Mi madre tenía dieciséis años, pero aparentaba más porque era grande. Cuando mi papá la vio en el balcón, él tenía treinta. Mi tío Rafael Jaramillo, personaje extraordinario, ingeniero muy divertido, estaba casado con una prima hermana de mi mamá y fue quien los puso en contacto para que se conocieran. Se casaron muy rápido en la Catedral, que estaba recién terminada, y mi madre estaba vestida totalmente de negro. Lo de ellos fue amor a primera vista.

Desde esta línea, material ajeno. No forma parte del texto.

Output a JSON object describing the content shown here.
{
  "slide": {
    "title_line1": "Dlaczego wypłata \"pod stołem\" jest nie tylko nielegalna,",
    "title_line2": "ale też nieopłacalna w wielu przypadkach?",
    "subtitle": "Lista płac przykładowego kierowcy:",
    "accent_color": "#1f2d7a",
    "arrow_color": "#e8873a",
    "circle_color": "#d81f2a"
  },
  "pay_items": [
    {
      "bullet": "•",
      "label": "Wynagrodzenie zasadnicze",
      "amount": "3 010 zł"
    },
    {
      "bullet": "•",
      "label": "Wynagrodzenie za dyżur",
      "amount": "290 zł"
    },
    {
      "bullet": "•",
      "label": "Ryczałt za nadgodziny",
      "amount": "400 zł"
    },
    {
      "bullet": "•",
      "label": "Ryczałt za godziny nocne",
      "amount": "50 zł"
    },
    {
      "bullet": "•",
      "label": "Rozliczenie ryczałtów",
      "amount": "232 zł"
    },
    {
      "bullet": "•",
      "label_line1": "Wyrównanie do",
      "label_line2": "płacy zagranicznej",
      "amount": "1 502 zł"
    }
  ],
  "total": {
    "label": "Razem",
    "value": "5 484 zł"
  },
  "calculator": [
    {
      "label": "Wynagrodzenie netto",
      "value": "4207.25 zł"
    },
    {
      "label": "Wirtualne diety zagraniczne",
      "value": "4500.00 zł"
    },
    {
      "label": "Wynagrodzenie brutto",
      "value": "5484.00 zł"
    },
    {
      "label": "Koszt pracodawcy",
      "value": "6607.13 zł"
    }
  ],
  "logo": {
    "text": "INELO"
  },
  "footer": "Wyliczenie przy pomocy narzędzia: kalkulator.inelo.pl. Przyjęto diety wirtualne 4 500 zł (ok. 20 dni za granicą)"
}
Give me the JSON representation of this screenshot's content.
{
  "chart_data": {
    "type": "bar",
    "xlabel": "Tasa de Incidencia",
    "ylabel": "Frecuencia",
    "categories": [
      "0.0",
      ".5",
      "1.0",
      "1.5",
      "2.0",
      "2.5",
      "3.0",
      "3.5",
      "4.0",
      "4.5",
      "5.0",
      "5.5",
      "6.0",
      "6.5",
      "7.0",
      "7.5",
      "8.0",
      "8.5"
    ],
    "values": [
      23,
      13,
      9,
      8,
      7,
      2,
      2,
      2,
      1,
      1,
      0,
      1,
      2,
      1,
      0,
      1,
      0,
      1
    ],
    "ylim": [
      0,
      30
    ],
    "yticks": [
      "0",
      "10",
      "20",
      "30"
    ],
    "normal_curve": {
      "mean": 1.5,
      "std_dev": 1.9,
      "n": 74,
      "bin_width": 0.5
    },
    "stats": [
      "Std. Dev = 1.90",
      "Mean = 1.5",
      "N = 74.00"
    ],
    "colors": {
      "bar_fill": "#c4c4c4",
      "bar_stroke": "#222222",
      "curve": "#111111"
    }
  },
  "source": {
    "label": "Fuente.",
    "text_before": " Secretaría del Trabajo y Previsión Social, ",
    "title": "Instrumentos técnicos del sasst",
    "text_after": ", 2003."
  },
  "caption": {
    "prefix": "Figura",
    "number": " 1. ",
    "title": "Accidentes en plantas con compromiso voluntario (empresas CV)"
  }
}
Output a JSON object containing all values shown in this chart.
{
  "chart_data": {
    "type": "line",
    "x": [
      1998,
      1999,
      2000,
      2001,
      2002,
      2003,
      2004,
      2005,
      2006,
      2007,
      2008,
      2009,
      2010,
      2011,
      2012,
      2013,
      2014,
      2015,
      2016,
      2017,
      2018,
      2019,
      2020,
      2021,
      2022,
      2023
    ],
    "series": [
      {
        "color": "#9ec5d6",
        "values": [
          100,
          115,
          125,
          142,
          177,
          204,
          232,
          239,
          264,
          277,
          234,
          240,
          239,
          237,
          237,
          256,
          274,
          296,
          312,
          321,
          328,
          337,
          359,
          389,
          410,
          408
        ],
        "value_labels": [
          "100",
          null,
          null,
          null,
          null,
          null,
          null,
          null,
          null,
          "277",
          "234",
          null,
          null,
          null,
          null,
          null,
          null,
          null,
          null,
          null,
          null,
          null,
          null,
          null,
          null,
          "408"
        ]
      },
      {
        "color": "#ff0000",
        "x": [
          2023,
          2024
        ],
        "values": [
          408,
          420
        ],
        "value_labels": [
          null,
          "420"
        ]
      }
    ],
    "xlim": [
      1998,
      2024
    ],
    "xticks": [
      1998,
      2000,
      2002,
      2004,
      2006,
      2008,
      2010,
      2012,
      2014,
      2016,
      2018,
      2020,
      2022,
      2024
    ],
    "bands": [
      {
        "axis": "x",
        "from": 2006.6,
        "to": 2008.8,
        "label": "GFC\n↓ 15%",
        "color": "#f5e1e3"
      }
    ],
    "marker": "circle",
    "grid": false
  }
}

Somos tres hermanos: Juan Manuel, Clemencia y Maripaz. Inicialmente vivimos en el apartamento debajo de mi abuelo. Allí permanecimos hasta mis seis años, cuando mi padre decidió vivir en Bogotá para brindarnos una mejor educación. Mis abuelos ya no ocupaban su casa y muchos tíos también se habían trasladado.

Manizales

Fui muy feliz en Manizales: salía de mi casa tranquilamente y me hice amigo de los vecinos. Recuerdo que acababan de fundar el Banco Francés – Italiano, que quedaba en la esquina de la casa. Entonces yo iba, a mis seis años, donde el señor Miani, su gerente, hablaba con él como si yo fuera su cliente y un día le pedí que me mostrara la bóveda. Sorprendido frente a todos esos billetes, pensé: “Algún día quisiera ser tan rico como este señor”. Al frente quedaba el Teatro Cumanday, lugar en el que proyectaban películas de cine mudo. Llevaba a mi hermana Clemencia y como éramos tan pequeños la niña que vendía las boletas no nos veía. Fue así como vimos todo el cine que quisimos hasta ser descubiertos. Nos impusieron multas, por supuesto. Recuerdo el Almacén España que traía importados, especialmente dulces, y yo llegaba con unos centavos que mi abuelo me regalaba para comprarlos.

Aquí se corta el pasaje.